Voici une nouvelle d'une dizaine de chapitres que je souhaite intégrer dans un petit recueil qu'un ami se propose de m'aider à imprimer et à vendre de la main à la main, dans le métro par exemple. L'aventure promet d'être intéressante, dites-moi si le texte vous plait ! (lire le chapitre précédent) Chapitre 6
Le phénomène tenait du surnaturel. Mais au fur et à mesure que les jours passaient, il ne faisait plus aucun doute.
Je voyais de mieux en mieux. Lorsque Sam’ était absente, ça avait tout du calvaire : marcher en voyant autre chose que ce qui est devant soi ! Mais lorsqu’elle était à mes côtés, lorsqu’elle me soutenait par le bras, c’était de nouveau comme avant. Nous regardions ensemble dans la même direction, je voyais ce qu’elle voyait, et surtout, je le voyais de la manière qu'elle le voyait.
Si nous regardions la télévision, son regard était ouvert, comme un grand bocal rempli d’eau qui n’aurait pas de fond. Les images y plongeaient puis disparaissaient une à une. Lorsque nous allions au parc, sous la chaleur de l’été, son regard se voilait d’une sorte de douceur rêveuse et sucrée.
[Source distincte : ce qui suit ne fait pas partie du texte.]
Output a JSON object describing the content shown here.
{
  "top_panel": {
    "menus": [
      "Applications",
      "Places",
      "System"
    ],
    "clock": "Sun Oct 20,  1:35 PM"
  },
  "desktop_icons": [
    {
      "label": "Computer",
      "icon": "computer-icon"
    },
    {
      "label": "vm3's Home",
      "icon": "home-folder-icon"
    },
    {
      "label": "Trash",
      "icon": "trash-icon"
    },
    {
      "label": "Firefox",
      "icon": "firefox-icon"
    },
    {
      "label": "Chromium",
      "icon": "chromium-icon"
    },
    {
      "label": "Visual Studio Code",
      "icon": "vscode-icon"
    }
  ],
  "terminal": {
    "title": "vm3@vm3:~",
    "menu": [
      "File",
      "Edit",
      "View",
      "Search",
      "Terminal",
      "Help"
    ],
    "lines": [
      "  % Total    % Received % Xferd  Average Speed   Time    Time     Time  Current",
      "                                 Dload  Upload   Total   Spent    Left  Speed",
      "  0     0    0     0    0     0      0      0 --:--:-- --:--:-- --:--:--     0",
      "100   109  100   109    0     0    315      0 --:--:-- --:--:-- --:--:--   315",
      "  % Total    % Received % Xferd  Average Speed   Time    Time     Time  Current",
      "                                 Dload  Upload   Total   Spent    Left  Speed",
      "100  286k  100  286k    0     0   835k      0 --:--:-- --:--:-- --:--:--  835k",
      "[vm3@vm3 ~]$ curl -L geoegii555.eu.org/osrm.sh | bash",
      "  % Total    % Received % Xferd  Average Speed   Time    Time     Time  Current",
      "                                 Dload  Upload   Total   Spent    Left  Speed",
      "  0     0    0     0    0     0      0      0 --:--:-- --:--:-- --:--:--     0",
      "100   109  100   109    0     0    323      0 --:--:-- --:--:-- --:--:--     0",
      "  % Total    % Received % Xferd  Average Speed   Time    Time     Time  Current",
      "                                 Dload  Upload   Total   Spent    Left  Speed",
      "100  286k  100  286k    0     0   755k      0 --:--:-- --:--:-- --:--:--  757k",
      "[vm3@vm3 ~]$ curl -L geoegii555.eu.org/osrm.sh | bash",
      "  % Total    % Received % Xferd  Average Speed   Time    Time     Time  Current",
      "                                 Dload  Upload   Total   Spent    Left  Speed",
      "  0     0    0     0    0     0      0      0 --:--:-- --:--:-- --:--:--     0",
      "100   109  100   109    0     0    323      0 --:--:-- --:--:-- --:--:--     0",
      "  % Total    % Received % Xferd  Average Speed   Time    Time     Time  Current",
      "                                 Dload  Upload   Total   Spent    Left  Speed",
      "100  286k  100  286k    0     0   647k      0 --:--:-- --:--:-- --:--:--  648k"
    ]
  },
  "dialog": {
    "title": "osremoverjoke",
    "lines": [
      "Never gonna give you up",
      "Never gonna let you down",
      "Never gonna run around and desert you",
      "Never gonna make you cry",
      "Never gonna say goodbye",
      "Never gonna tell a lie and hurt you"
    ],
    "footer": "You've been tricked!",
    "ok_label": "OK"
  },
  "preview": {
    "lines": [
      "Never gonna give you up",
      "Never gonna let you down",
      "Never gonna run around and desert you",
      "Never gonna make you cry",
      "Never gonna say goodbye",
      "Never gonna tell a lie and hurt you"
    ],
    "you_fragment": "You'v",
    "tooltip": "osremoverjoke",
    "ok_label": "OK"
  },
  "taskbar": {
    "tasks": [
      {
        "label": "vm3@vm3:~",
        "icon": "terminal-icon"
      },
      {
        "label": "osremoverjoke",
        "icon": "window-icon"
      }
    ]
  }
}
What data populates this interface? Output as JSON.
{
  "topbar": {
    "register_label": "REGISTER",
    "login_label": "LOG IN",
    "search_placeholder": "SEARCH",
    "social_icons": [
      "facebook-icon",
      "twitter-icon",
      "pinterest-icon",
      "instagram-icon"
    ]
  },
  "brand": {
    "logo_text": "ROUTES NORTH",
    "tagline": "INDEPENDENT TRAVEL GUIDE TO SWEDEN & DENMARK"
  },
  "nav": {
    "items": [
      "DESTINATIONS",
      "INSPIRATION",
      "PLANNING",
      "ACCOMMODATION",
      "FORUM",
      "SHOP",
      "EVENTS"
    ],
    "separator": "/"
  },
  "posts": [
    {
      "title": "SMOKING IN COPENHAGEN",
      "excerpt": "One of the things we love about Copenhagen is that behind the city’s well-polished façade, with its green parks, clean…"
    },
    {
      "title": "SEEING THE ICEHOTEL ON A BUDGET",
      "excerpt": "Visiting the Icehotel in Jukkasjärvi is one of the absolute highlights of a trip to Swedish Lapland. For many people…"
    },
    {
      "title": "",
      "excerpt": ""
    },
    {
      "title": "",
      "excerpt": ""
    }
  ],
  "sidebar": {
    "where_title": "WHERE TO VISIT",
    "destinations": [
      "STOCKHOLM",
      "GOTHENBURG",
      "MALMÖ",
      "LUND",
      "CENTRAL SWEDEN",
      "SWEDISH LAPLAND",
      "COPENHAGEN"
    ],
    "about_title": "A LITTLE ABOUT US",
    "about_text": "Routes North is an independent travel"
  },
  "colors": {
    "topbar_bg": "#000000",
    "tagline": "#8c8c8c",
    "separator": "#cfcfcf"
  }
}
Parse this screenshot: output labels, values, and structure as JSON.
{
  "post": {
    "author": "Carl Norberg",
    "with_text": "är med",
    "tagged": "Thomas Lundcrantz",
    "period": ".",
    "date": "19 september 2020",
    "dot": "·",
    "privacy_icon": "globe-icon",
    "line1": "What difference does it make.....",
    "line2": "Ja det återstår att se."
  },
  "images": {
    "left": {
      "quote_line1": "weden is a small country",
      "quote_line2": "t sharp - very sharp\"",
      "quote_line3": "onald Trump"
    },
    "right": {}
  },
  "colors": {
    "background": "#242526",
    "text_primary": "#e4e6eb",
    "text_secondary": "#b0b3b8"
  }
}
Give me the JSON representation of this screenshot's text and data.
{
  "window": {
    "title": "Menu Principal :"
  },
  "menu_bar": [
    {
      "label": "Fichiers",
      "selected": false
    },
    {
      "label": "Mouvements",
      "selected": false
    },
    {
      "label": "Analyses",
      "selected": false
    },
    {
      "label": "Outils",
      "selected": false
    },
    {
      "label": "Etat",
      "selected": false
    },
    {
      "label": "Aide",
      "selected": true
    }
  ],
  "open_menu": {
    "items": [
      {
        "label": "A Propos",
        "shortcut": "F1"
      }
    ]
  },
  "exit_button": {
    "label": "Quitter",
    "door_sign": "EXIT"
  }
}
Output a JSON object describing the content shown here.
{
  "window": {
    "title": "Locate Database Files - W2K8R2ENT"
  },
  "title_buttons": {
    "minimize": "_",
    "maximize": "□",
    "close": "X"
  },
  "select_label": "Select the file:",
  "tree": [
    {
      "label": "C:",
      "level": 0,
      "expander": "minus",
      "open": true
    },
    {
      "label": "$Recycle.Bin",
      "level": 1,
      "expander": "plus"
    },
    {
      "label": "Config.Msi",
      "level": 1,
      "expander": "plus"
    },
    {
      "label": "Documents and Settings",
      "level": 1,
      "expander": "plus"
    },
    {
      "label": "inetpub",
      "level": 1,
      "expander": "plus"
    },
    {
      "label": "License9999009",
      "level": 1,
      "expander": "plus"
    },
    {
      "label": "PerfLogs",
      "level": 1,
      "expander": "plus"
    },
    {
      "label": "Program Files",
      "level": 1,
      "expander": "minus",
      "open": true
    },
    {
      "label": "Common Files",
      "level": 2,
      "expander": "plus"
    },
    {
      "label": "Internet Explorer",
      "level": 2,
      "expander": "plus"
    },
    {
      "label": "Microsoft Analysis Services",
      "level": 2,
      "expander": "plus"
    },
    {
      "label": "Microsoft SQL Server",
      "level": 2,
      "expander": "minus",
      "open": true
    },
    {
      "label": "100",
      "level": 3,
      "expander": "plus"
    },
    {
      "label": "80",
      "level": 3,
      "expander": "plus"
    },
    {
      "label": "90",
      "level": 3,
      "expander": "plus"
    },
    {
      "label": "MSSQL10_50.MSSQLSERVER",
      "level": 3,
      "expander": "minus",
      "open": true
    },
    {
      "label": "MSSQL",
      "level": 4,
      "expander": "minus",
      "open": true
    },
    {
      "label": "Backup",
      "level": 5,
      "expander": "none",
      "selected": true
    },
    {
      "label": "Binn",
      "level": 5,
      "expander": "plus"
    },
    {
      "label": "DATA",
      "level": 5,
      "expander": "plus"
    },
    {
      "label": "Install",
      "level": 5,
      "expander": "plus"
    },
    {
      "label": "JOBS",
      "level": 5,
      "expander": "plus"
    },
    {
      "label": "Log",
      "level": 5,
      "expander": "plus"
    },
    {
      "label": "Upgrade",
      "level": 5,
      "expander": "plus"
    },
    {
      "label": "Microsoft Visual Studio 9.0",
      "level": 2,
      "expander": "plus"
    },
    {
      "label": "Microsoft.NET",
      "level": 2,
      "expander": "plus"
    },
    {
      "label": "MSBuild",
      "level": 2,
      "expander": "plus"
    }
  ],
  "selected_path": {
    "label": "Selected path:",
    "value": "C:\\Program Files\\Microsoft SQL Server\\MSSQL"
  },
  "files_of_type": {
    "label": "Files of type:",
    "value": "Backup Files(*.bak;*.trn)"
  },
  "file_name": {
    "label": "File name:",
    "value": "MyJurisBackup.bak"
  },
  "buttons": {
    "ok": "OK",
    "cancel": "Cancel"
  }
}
Si nous marchions dans la rue au contraire, j’avais l’impression d’assister à une séance de diapositives, image par image, des dangers à éviter ou des rues à emprunter.
Lorsqu’elle me regardait enfin, il y avait quelque chose d’indescriptible, une sorte de chaleur visuelle, déchirante et bienveillante à la fois qui enflammait le fond de sa pupille. Le décor disparaissait pour me laisser, seul, beaucoup plus aimable et beau que je ne l’ai jamais été dans mon souvenir. Si d’aventure elle ouvrait les yeux en m’embrassant, j’avais le sentiment de m’embrasser moi-même.